Just an additional note (though I’m coming from the Java side of things), in some managed languages the difference between the stack and the heap is also not as significant as they are in a malloced, manual language. E.g. in case of Java, there is a specific region called the thread-local allocation buffer. This is a region where most objects get allocated to, then the ones that are still alive are moved to an older generation, while the rest is cleared (and used as basically an arena allocator). This is only owned by a single thread, no locks, regularly in cache, there is no real difference to “the stack” from a hardware perspective, like nothing is fundamentally different about the stack.
I really wish JDK had some API for hardware intrinsics.

Hopefully we get something soon as the Vector API is coming (7th incubator version rolling on) https://openjdk.org/jeps/460

Though the Vector API is pending on Valhalla to get far enough (it won't leave incubator until the necessary parts of Valhalla are in preview stage)

Some alternative implementations like PTC and Aicas do, for the Real Time Java implementation.
Vector API is very far from being hardware intrinsics. Unfortunately for Java programmers, it’s merely a least common denominator of SIMD instructions across different ISAs. This makes the feature very limited by design, IMO borderline useless.
Yeah while not great it is still a step in the right direction (giving control to the developer).

Before this in the OpenJDK the developer had exactly 0 control. You just wrote code and hoped JDK would slap in vectorization etc.

This depends on the implementation under the hood and I'd say that the ability to use SIMD even at less than peak efficiency is better than not being able to use it at all.
For some problems, sticking to the SIMD subset exposed to Java might be slower than no SIMD at all.
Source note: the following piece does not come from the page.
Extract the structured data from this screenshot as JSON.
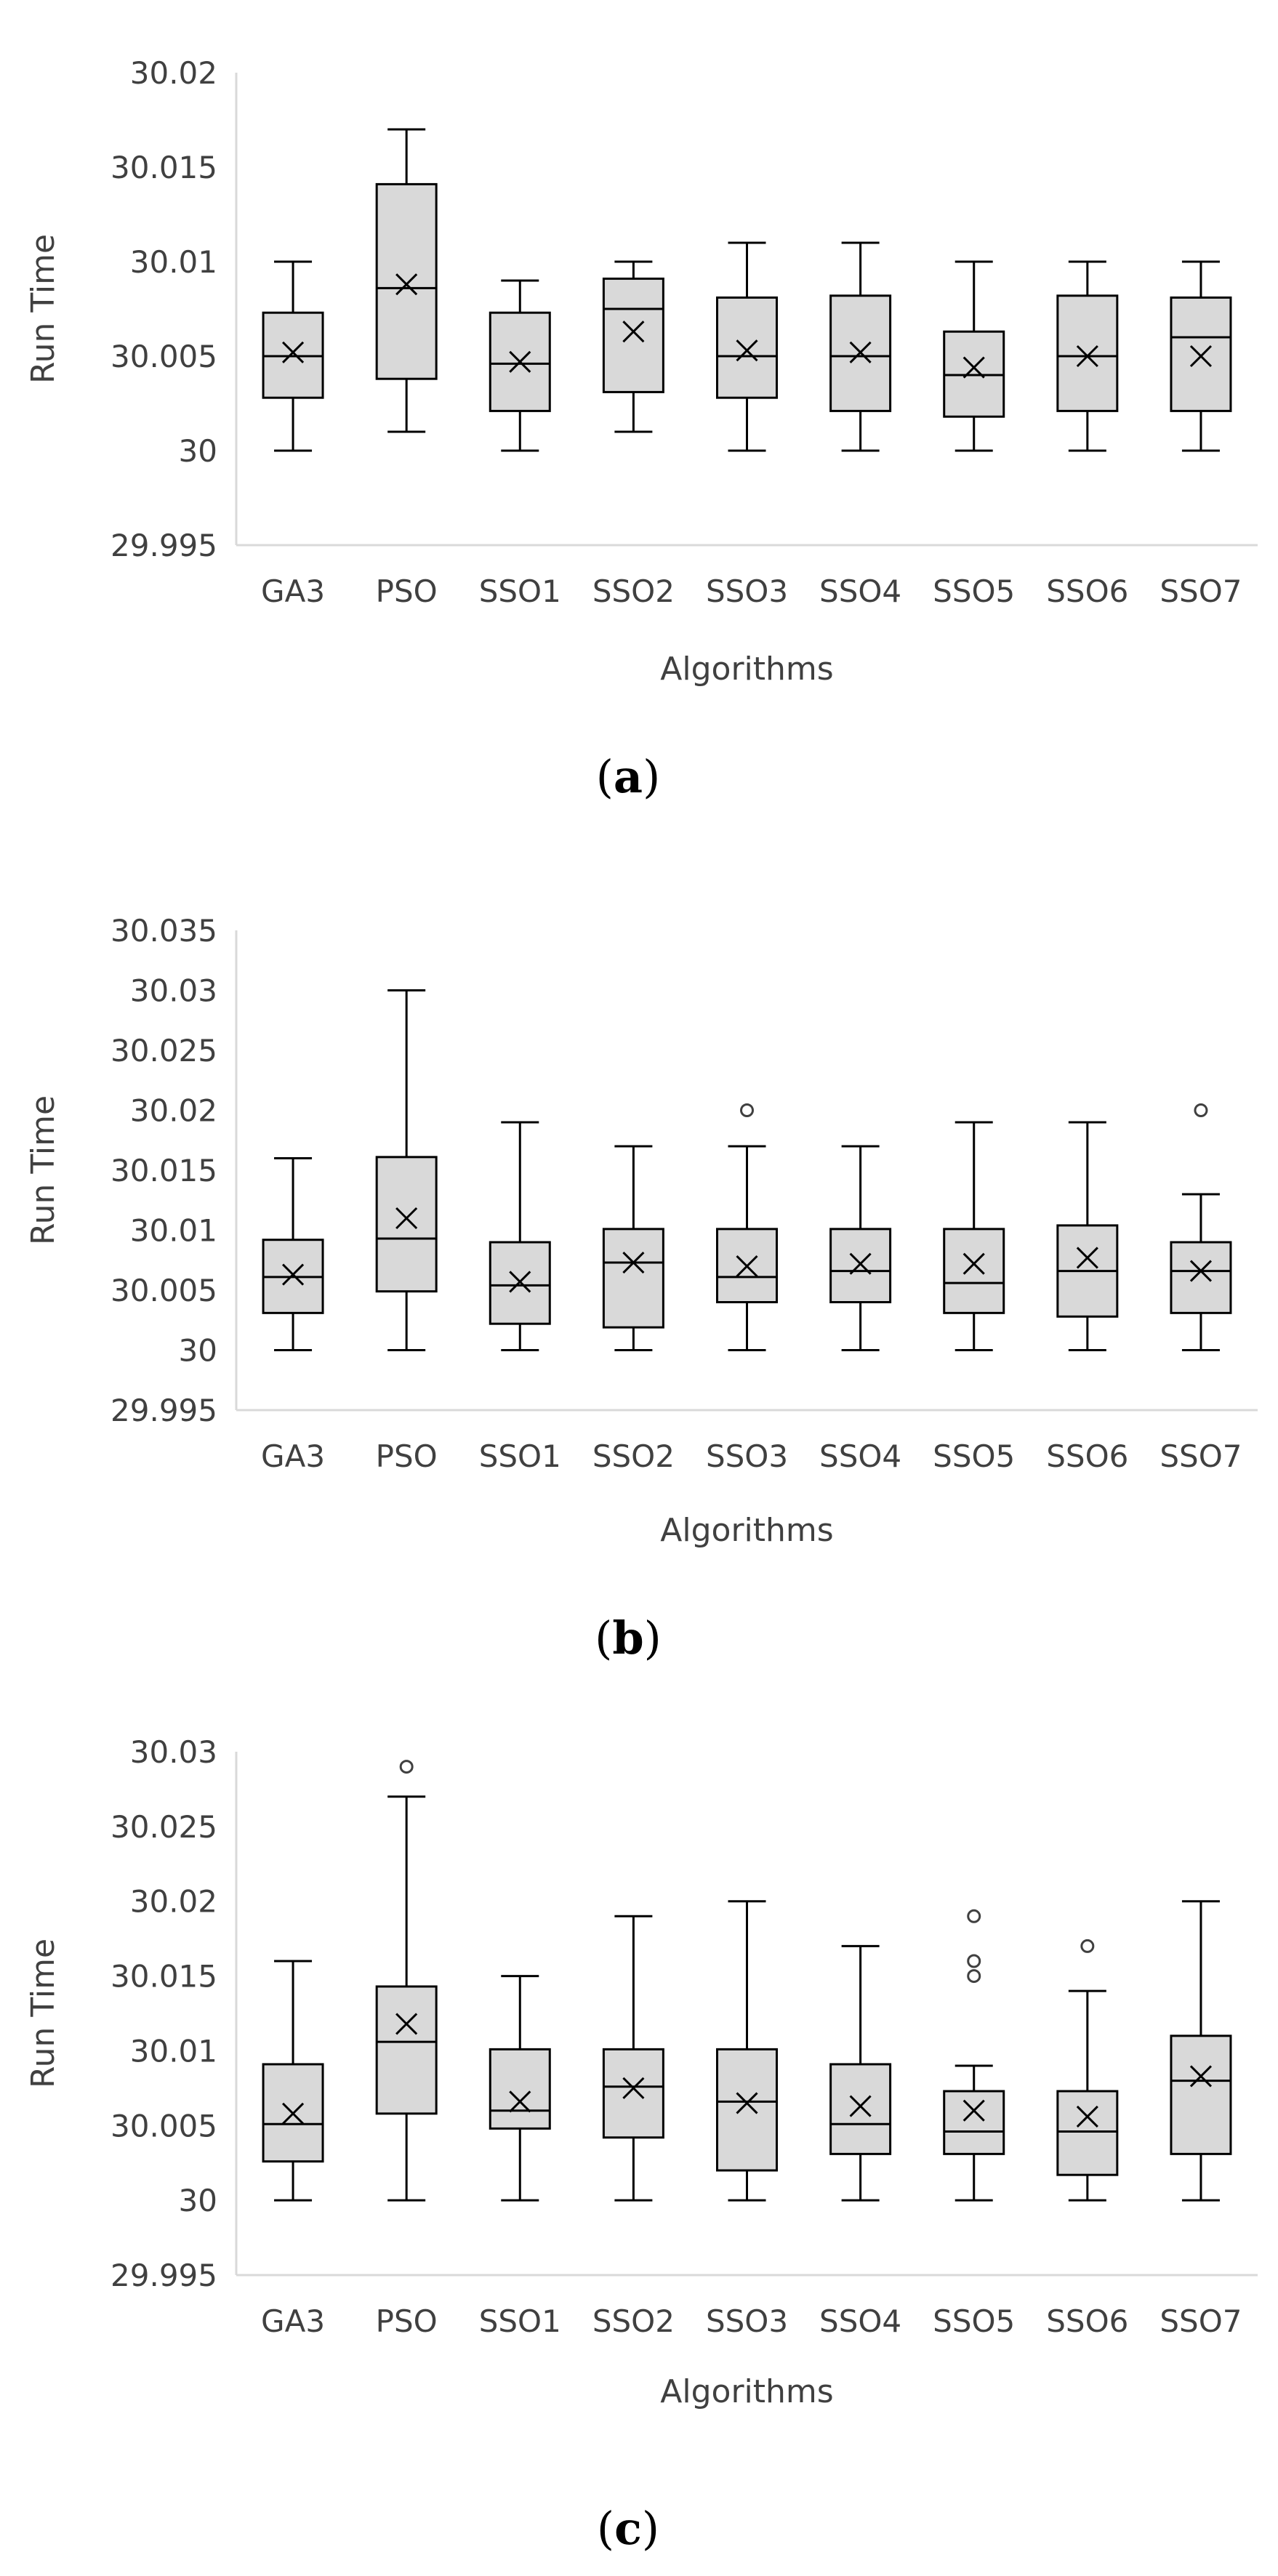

Example: https://news.ycombinator.com/item?id=36624240 The linked C++ code is easily portable to C# because hardware intrinsics, but not to Java because nothing similar to _mm256_sad_epu8 is available there.

I wonder if .NET related submissions get score penalty on HN, the posts almost never manage to reach front-page or stay there for any meaningful period of time despite the score.
I don't think so, it’s just a polarising ecosystem. I worked in the .net for over 12 years and im so happy to be out. There’s nothing they could add to their language or tooling to entice me back.
Which ecosystem are you switching to? (this better not be Go which is strictly worse)
And if you had to defend your position with arguments, what would the big ones be?
> AVX-512 is a new feature set provided for x86 and x64 computers.

Is it really possible to use AVX512 instructions from x86_32 mode?

Yes. You're just limited to eight vector registers.